ITAT, Mumbai in a recent judgment has held that for determination of Annual Value of House property, u/s 23(1), whether the residential property (flat) was habitable or not was a question of fact that can be determined only after appreciation of evidences and remanded the case back to AO.
Case Law Details:
ITA No. 4919/Mum/2014 Assessment Year : 2010-11
Rajankumar Manchanda vs. Deputy Comm. Of Income Tax
Date of Judgment/Order: 21-04-2016
Case Law Referred:
ITO v. Chem Mech Private Limited reported in (2002) 83 ITD 427(Mum.)
Shyam Sunder Behl v. ACIT 99 TTJ (Asr.) 1147
CIT v. Tip Top Typography (2014) 48 taxmann.com 191 (Bom.)
Brief Facts of the Case:
During the course of assessment proceedings u/s 143(3) the Assessing Officer noticed that the assessee has shown fixed assets comprising of two residential properties, one at ‘Juhu’ and second at ‘Kripanidhi’, which were not used for the purpose of business of the assessee. The flat at ‘Juhu’ is self occupied and flat at Kripanidhi was vacant during the year and the assessee has not offered any income in respect of vacant flat in the computation of income . The assessee was asked to show cause why flat at ‘Kripanidhi’ be not treated as deemed let out property and added to the total income as Income from house property. On non submission of reply, the AO treated the said flat as deemed let out property and after allowing standard deduction u/s 24(a), computed 8.5% of the book value of the flat appearing in books as Annual Value for the purposes of Section 23(1).
The assessee contested order in appeal before CIT(A) and submitted that he did make submissions before the AO that the assessee got the possession of the flat in June 2008 and the said flat was not in habitable condition and the furniture work was going on in the said flat which was incomplete till 31.03.2010 and also continued up-to 31.03.2011. However, CIT(A) held that the assessee had not made any application under Rule 46A of the Income Tax Rules, 1962 for admission of any additional evidence and order of the AO was confirmed.
Excerpts from ITAT Judgment:
The computation of ALV is to be based on the provisions of Section 23 of the Act and Hon’ble Bombay High Court in the case of CIT v. Tip Top Typography (2014) 48 taxmann.com 191 (Bom.) has laid down the guidelines with respect there-to.
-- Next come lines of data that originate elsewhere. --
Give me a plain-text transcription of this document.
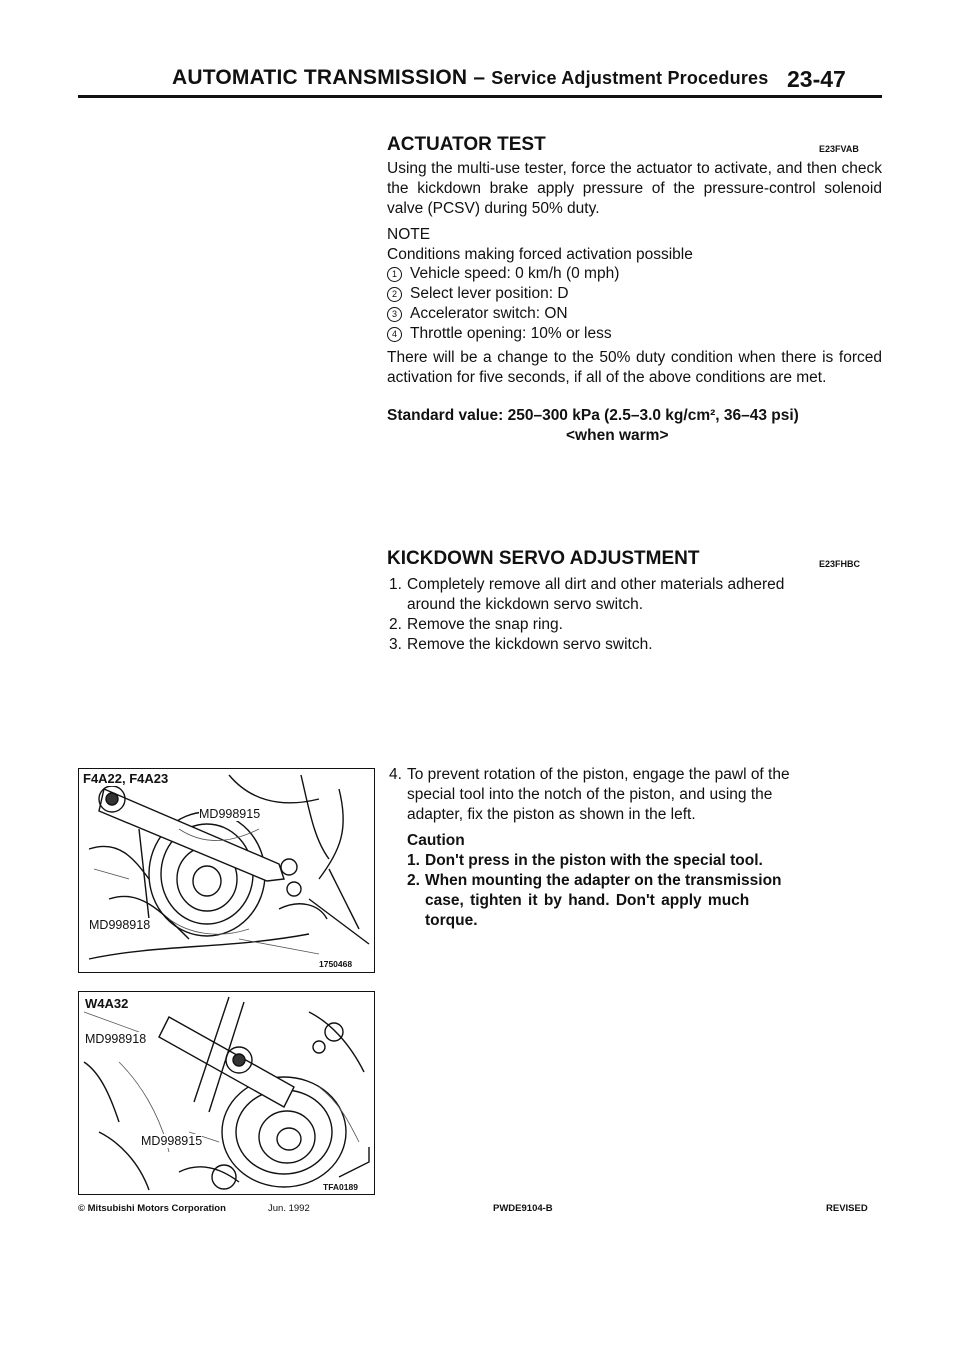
AUTOMATIC TRANSMISSION – Service Adjustment Procedures 23-47
ACTUATOR TEST	E23FVAB
Using the multi-use tester, force the actuator to activate, and then check the kickdown brake apply pressure of the pressure-control solenoid valve (PCSV) during 50% duty.
NOTE
Conditions making forced activation possible
1 Vehicle speed: 0 km/h (0 mph)
2 Select lever position: D
3 Accelerator switch: ON
4 Throttle opening: 10% or less
There will be a change to the 50% duty condition when there is forced activation for five seconds, if all of the above conditions are met.
Standard value: 250–300 kPa (2.5–3.0 kg/cm², 36–43 psi)
<when warm>
KICKDOWN SERVO ADJUSTMENT	E23FHBC
1. Completely remove all dirt and other materials adhered
around the kickdown servo switch.
2. Remove the snap ring.
3. Remove the kickdown servo switch.
4. To prevent rotation of the piston, engage the pawl of the
special tool into the notch of the piston, and using the
adapter, fix the piston as shown in the left.
Caution
1. Don't press in the piston with the special tool.
2. When mounting the adapter on the transmission
case, tighten it by hand. Don't apply much
torque.
F4A22, F4A23
MD998915
MD998918
1750468
W4A32
MD998918
MD998915
TFA0189
© Mitsubishi Motors Corporation	Jun. 1992	PWDE9104-B	REVISED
In our considered view interest of justice will be best served if the orders of the authorities below are set-aside and issue is restored to the file of the AO for de-novo determination after considering the evidences and explanation submitted by the assessee in his defense on merits. Needless to say proper and adequate opportunity of being heard will be provided by the AO to the assessee in accordance with the principles of natural justice in accordance with law. We order accordingly.